Bencich v. Market St. Ry. Co., 20 Cal.App.2d 518, 522, 67 P.2d 398, 400 ‘It is obvious from the foregoing statement of the evidence strongest in favor of respondents, that the award to appellant is out of all proportion to the expenses necessarily incurred by him as a result of the injury and the damages he has sustained through pain and suffering, and permanent injury and disability. ‘It is well settled that an inadequate recovery may be set aside and a new trial granted on the ground that the evidence does not justify the verdict.’ Lambert v. Kamp, supra, at page 390 of 101 Cal.App., 281 P. 690.'

Gamberg v. Industrial Acc. Com., 138 Cal.App. 424, 427, 32 P.2d 413, 414: ‘It is well settled, of course, that reviewing courts may not invade the field of the fact-finding body; and consequently where a conflict of evidence exists the findings of the trier of the facts are conclusive. But it is equally well established that the application of the foregoing rule is limited to cases where the conflict is substantial and real, and not fanciful or fictitious (citations) nor a mere pretense (citations); and in this regard it has been said that mere conclusions will not serve to meet the definition of substantial or any evidence as against positive, direct evidence of a fact (citation); also that the conclusions of an expert based upon an incorrect or faulty hypothetical case are of no practical value (citation.)’

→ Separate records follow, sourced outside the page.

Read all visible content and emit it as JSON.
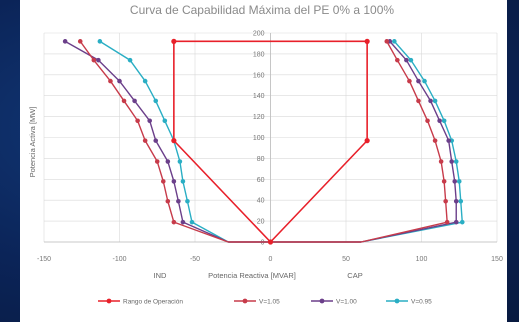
{
  "chart_data": {
    "type": "line",
    "title": "Curva de Capabilidad Máxima del PE 0% a 100%",
    "xlabel": "Potencia Reactiva [MVAR]",
    "ylabel": "Potencia Activa [MW]",
    "xlim": [
      -150,
      150
    ],
    "ylim": [
      0,
      200
    ],
    "xticks": [
      -150,
      -100,
      -50,
      0,
      50,
      100,
      150
    ],
    "yticks": [
      0,
      20,
      40,
      60,
      80,
      100,
      120,
      140,
      160,
      180,
      200
    ],
    "side_labels": {
      "left": "IND",
      "right": "CAP"
    },
    "grid": true,
    "legend_position": "bottom",
    "series": [
      {
        "name": "Rango de Operación",
        "color": "#e8202a",
        "points": [
          [
            -64,
            192
          ],
          [
            -64,
            97
          ],
          [
            0,
            0
          ],
          [
            64,
            97
          ],
          [
            64,
            192
          ],
          [
            -64,
            192
          ]
        ]
      },
      {
        "name": "V=1.05",
        "color": "#c73b4a",
        "points_left": [
          [
            -28,
            0
          ],
          [
            -64,
            19
          ],
          [
            -68,
            39
          ],
          [
            -71,
            58
          ],
          [
            -75,
            77
          ],
          [
            -83,
            97
          ],
          [
            -88,
            116
          ],
          [
            -97,
            135
          ],
          [
            -106,
            154
          ],
          [
            -117,
            174
          ],
          [
            -126,
            192
          ]
        ],
        "points_right": [
          [
            -28,
            0
          ],
          [
            60,
            0
          ],
          [
            117,
            19
          ],
          [
            116,
            39
          ],
          [
            115,
            58
          ],
          [
            113,
            77
          ],
          [
            109,
            97
          ],
          [
            104,
            116
          ],
          [
            98,
            135
          ],
          [
            92,
            154
          ],
          [
            84,
            174
          ],
          [
            77,
            192
          ]
        ]
      },
      {
        "name": "V=1.00",
        "color": "#6b3f8a",
        "points_left": [
          [
            -28,
            0
          ],
          [
            -58,
            19
          ],
          [
            -61,
            39
          ],
          [
            -64,
            58
          ],
          [
            -68,
            77
          ],
          [
            -76,
            97
          ],
          [
            -80,
            116
          ],
          [
            -90,
            135
          ],
          [
            -100,
            154
          ],
          [
            -114,
            174
          ],
          [
            -136,
            192
          ]
        ],
        "points_right": [
          [
            -28,
            0
          ],
          [
            60,
            0
          ],
          [
            123,
            19
          ],
          [
            123,
            39
          ],
          [
            122,
            58
          ],
          [
            120,
            77
          ],
          [
            118,
            97
          ],
          [
            112,
            116
          ],
          [
            106,
            135
          ],
          [
            98,
            154
          ],
          [
            90,
            174
          ],
          [
            79,
            192
          ]
        ]
      },
      {
        "name": "V=0.95",
        "color": "#2aaec4",
        "points_left": [
          [
            -28,
            0
          ],
          [
            -52,
            19
          ],
          [
            -55,
            39
          ],
          [
            -58,
            58
          ],
          [
            -60,
            77
          ],
          [
            -64,
            97
          ],
          [
            -70,
            116
          ],
          [
            -76,
            135
          ],
          [
            -83,
            154
          ],
          [
            -93,
            174
          ],
          [
            -113,
            192
          ]
        ],
        "points_right": [
          [
            -28,
            0
          ],
          [
            60,
            0
          ],
          [
            127,
            19
          ],
          [
            126,
            39
          ],
          [
            125,
            58
          ],
          [
            123,
            77
          ],
          [
            120,
            97
          ],
          [
            115,
            116
          ],
          [
            109,
            135
          ],
          [
            102,
            154
          ],
          [
            93,
            174
          ],
          [
            82,
            192
          ]
        ]
      }
    ]
  }
}
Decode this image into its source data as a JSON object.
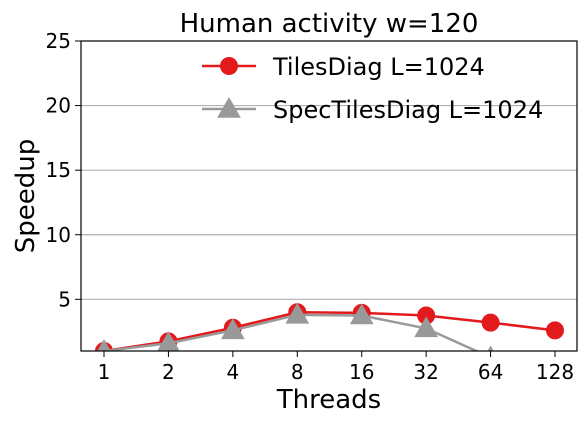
{
  "chart_data": {
    "type": "line",
    "title": "Human activity w=120",
    "xlabel": "Threads",
    "ylabel": "Speedup",
    "categories": [
      "1",
      "2",
      "4",
      "8",
      "16",
      "32",
      "64",
      "128"
    ],
    "ylim": [
      1,
      25
    ],
    "yticks": [
      5,
      10,
      15,
      20,
      25
    ],
    "grid": "horizontal",
    "legend_position": "top-right",
    "series": [
      {
        "name": "TilesDiag L=1024",
        "values": [
          1.0,
          1.75,
          2.8,
          4.0,
          3.95,
          3.75,
          3.2,
          2.6
        ],
        "color": "#e31a1c",
        "marker": "circle"
      },
      {
        "name": "SpecTilesDiag L=1024",
        "values": [
          1.0,
          1.6,
          2.6,
          3.8,
          3.75,
          2.75,
          0.5,
          null
        ],
        "color": "#999999",
        "marker": "triangle"
      }
    ]
  }
}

Deevy v. Tassi, 21 Cal.2d 109, 120–121, 130 P.2d 389, 396: ‘[I]n a case where it appears that a verdict is so grossly disproportionate to any reasonable limit of compensation warranted by the facts as to shock the sense of justice and raise at once a strong presumption that it is based on prejudice or passion rather than sober judgment (citations) the appellate court may reverse the judgment and remand the case for a new trial either on all the issues or on the issue of damages alone (citations) * * *.’

Accord: Wilson v. City & County of San Francisco, 106 Cal.App.2d 440, 443, 235 P.2d 81; Price v. McComish, 22 Cal.App.2d 92, 95–96, 70 P.2d 978; Wilke v. Crofton, 34 Cal.2d 304, 310, 209 P.2d 790; Clifford v. Ruocco, 39 Cal.2d 327, 329, 246 P.2d 651.

The judgment is reversed.

ASHBURN, Justice.

FOX, P. J., and HERNDON, J., concur.